But the third-year Bruin wing needs a little more room on the scoresheet after he moved into double digits for the first time in his NHL career last night, scoring his 10th goal of the season as the Bruins beat the Islanders, 3-2, at TD Garden.

“That’s not a milestone for most guys but for myself, it’s a big one, so I’ll take it,’’ said Thornton, whose previous season high was the six he scored for the Bruins two seasons ago.

After the team’s flatfooted loss to the Rangers Monday, it was Thornton and his fourth-line teammates, Gregory Campbell and Daniel Paille, who brought the iron to the lineup last night; while most of the Bruins played another soft game, the fourth liners skated as if every step meant something. Campbell scored the winner in the second period, and Paille, twice denied on quick one-timers by Islander goalie Rick DiPietro, ended the game sprawled on the blue line, curled around the puck, after a dramatic block of a last-minute Islander shot.

“Just the commitment from those guys, that’s probably one of the positive things that came out of tonight,’’ said Bruins coach Claude Julien. “If you can get that kind of effort and production from that fourth line, imagine if the other lines are going how good we can be.’’

Before the game, Thornton received the Eddie Shore Award, an annual honor chosen by the “Galley Gods’’ for “exceptional hustle and determination.’’

That was sweet. But the goal he picked up was sweeter still. The 33-year-old Thornton is playing his 15th year of professional hockey, including nine years where he spent most of his time in the American Hockey League, until his 2006-07 call-up to Anaheim (from Portland) landed him in the NHL for good.

“Six hundred whatever games is a long time to play down there,’’ he said. “It can wear on you. I’m very fortunate that a team gave me a break and it’s been awesome ever since.

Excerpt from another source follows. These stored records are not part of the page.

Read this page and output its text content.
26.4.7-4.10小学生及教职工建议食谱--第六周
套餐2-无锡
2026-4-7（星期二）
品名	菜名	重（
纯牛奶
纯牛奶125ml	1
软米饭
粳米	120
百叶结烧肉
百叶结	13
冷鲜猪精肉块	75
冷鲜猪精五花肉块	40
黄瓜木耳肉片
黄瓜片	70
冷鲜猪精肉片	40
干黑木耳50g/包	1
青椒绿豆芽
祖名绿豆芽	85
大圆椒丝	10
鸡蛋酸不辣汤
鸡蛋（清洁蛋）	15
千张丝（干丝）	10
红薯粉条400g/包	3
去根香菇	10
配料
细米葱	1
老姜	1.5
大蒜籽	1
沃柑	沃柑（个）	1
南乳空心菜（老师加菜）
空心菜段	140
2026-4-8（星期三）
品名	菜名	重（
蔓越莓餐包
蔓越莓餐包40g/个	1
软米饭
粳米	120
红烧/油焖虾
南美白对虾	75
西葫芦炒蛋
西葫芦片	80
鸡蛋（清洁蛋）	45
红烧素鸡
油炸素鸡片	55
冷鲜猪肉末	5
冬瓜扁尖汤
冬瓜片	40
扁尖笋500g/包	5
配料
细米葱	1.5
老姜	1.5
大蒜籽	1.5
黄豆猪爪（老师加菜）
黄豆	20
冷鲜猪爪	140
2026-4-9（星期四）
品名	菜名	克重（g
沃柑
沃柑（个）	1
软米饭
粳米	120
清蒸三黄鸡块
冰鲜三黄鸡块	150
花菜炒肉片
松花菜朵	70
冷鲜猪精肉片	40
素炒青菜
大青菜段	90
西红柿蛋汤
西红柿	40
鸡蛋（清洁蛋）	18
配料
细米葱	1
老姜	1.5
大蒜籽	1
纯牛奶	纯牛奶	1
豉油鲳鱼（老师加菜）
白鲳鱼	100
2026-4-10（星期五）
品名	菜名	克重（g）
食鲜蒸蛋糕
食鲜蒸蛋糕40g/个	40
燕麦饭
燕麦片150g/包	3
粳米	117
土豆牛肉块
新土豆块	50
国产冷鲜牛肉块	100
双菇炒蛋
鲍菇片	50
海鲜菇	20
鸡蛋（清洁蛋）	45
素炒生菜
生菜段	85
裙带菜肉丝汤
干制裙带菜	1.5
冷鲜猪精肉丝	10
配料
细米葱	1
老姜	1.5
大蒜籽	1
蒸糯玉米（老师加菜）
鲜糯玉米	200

“Ten’s a big number. I always thought I had the potential to get there and I’m very happy to prove it.’’

Thornton, playing his first game after missing three with a 40-plus-stitch gash in his forehead, was the picture of persistence as he bulldozed his way to the goal, scoring at 19:59 of the first period to give the Bruins a 1-0 lead.

Dennis Seidenberg sent the puck down low from the left point, and Thornton and his determined linemates went to work, ignoring the clock, which showed only a few seconds remaining in the period.

On a pass from Campbell, Thornton got a poke at the puck, DiPietro blocked that, and Paille stabbed at the rebound.

Thornton never quit on the play and he was in position to sweep the next rebound past DiPietro’s outstretched glove into the net.

“[Paille] and [Campbell] were all over the puck on that goal,’’ said Thornton. “Just a lot of hard work from those guys and the puck ended up popping out to me at the back door. It wasn’t that tough. [Paille] made a great play there.’’

Campbell and Thornton have played together all season, first with Brad Marchand, sometimes with Tyler Seguin or Michael Ryder, most recently with Paille.

“The guys that I have played with this year have made my job a lot easier,’’ said Thornton, who said he appreciated the Eddie Shore Award, but added he would have voted for his centerman, Campbell.

“Well, we just try to keep it simple and provide energy for the team,’’ said Campbell. “Our job is not very complicated. We have to work hard, we have to be first on every puck and create chances, and be strong defensively. I felt there was a little chemistry with us tonight.’’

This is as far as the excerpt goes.